Since your question is a little unclear I'm assuming you want desired_array to be an array (you say you want a new array and finish the sentence off with new hash). Also in your example I'm assuming you want desired_array to be [2, 1, 4] for ['b', 'a', 'd'] and not [2, 1, 3] for ['b', 'a', 'c'].

You should just you the Enumerable#map method to create a array that will map the first array to the your desired array like so:

desired_array = array.map { |k| hash[k] }

You should familiarize yourself with the Enumerable#map method, it's quite the handy method. From the rubydocs for the method: Returns a new array with the results of running block once for every element in enum. So in this case we are iterating through array and invoking hash[k] to select the value from the hash and creating a new array with values selected by the hash. Since iteration is in order, you will maintain the original sequence.

Answer 4

I would use Enumerable#map followed by Enumerable#sort_by, for example:

hash = {"d" => 4, "b" =>2, "c" => 3, "a" => 1}
order = ["b", "a", "d"]

# For each key in order, create a [key, value] pair from the hash.
# (Doing it this way instead of filtering the hash.to_a is O(n) vs O(n^2) without
#  an additional hash-probe mapping.

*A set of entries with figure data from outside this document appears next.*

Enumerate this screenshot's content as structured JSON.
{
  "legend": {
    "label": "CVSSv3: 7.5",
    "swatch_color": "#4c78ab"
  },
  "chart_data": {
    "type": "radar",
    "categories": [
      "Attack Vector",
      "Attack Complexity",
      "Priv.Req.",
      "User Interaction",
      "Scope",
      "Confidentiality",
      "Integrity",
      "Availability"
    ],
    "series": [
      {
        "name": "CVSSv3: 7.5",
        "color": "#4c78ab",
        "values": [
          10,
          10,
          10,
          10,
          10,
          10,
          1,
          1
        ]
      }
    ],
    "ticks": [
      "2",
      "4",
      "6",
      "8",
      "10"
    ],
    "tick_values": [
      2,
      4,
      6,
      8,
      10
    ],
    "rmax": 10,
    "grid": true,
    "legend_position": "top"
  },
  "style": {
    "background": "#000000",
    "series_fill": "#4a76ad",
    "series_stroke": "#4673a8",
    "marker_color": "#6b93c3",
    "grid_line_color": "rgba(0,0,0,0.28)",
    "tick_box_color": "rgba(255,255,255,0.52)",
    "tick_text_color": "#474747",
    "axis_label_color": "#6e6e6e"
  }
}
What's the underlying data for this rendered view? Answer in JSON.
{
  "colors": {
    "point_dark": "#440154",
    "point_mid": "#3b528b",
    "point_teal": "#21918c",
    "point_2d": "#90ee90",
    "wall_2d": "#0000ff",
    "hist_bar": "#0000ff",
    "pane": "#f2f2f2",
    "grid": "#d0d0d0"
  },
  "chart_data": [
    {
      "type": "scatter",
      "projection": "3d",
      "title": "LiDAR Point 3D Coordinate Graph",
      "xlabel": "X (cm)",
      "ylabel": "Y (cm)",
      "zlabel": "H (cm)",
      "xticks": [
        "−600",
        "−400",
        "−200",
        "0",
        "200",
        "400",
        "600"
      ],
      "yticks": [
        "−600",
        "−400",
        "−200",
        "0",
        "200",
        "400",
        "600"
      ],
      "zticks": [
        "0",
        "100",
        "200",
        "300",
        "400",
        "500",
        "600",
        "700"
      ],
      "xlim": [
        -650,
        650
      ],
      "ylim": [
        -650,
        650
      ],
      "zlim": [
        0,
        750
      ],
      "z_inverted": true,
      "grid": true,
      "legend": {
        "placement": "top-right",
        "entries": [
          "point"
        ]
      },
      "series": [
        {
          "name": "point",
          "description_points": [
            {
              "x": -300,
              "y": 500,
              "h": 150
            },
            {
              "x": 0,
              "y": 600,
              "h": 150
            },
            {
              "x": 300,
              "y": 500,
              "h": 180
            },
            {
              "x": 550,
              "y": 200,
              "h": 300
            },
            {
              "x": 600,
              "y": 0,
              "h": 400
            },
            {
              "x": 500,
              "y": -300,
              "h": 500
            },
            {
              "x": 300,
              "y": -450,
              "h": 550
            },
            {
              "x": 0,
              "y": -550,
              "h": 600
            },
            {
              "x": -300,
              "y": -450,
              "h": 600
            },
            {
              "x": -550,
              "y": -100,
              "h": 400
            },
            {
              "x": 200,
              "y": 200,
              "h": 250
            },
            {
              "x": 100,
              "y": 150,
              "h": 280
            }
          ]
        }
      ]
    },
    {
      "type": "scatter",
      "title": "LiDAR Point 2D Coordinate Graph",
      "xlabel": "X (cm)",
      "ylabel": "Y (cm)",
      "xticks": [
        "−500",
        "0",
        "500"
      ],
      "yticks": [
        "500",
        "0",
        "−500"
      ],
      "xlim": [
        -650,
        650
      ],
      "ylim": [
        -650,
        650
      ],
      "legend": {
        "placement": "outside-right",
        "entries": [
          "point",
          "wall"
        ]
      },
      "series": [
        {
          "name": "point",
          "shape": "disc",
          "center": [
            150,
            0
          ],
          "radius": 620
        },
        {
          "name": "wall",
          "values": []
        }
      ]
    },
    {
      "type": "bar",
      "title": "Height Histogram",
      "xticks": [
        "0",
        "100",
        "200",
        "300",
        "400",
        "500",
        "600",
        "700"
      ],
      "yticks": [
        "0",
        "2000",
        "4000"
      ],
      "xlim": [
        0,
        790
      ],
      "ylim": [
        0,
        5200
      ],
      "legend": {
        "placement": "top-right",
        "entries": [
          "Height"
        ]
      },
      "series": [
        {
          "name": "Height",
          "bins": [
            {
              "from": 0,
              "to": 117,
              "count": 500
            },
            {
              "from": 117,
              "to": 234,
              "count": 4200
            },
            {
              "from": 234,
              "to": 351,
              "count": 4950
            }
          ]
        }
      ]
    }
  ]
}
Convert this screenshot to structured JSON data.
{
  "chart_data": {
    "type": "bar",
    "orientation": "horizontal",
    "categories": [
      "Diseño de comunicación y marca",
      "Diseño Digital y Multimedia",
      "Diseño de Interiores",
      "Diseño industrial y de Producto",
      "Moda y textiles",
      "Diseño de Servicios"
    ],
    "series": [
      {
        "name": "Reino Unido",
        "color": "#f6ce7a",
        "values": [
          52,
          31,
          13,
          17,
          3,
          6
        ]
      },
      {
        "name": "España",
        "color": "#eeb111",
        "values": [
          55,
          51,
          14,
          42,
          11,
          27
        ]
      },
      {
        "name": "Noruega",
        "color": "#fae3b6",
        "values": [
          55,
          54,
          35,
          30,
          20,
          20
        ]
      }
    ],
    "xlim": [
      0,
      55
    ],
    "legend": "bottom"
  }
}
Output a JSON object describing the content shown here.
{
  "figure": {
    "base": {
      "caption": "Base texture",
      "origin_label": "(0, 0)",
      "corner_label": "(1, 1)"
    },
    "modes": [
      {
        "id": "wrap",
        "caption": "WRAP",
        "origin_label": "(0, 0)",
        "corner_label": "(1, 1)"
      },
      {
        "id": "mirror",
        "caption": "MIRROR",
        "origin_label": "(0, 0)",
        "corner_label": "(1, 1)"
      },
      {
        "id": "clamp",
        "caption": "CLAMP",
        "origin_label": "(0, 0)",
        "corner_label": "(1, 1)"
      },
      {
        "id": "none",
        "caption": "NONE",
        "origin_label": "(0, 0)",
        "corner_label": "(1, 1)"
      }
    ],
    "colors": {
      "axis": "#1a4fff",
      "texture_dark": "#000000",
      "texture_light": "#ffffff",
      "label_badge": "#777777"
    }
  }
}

It also feels more natural.)
selected_pairs = order.map {|v| [v, hash[v]]}
# For each pair create a surrogate ordering based on the `order`-index
# (The surrogate value is only computed once, not each sort-compare step.
#  This is, however, an O(n^2) operation on-top of the sort.)
sorted = selected_pairs.sort_by {|p| order.find_index(p[0]) }

p sorted

# sorted =>
# [["b", 2], ["a", 1], ["d", 4]]

I've not turned the result back into a Hash, because I am of the belief that hashes should not be treated as having any sort of order, except for debugging aids. (Do keep in mind that Ruby 2 hashes are ordered-by-insertion.)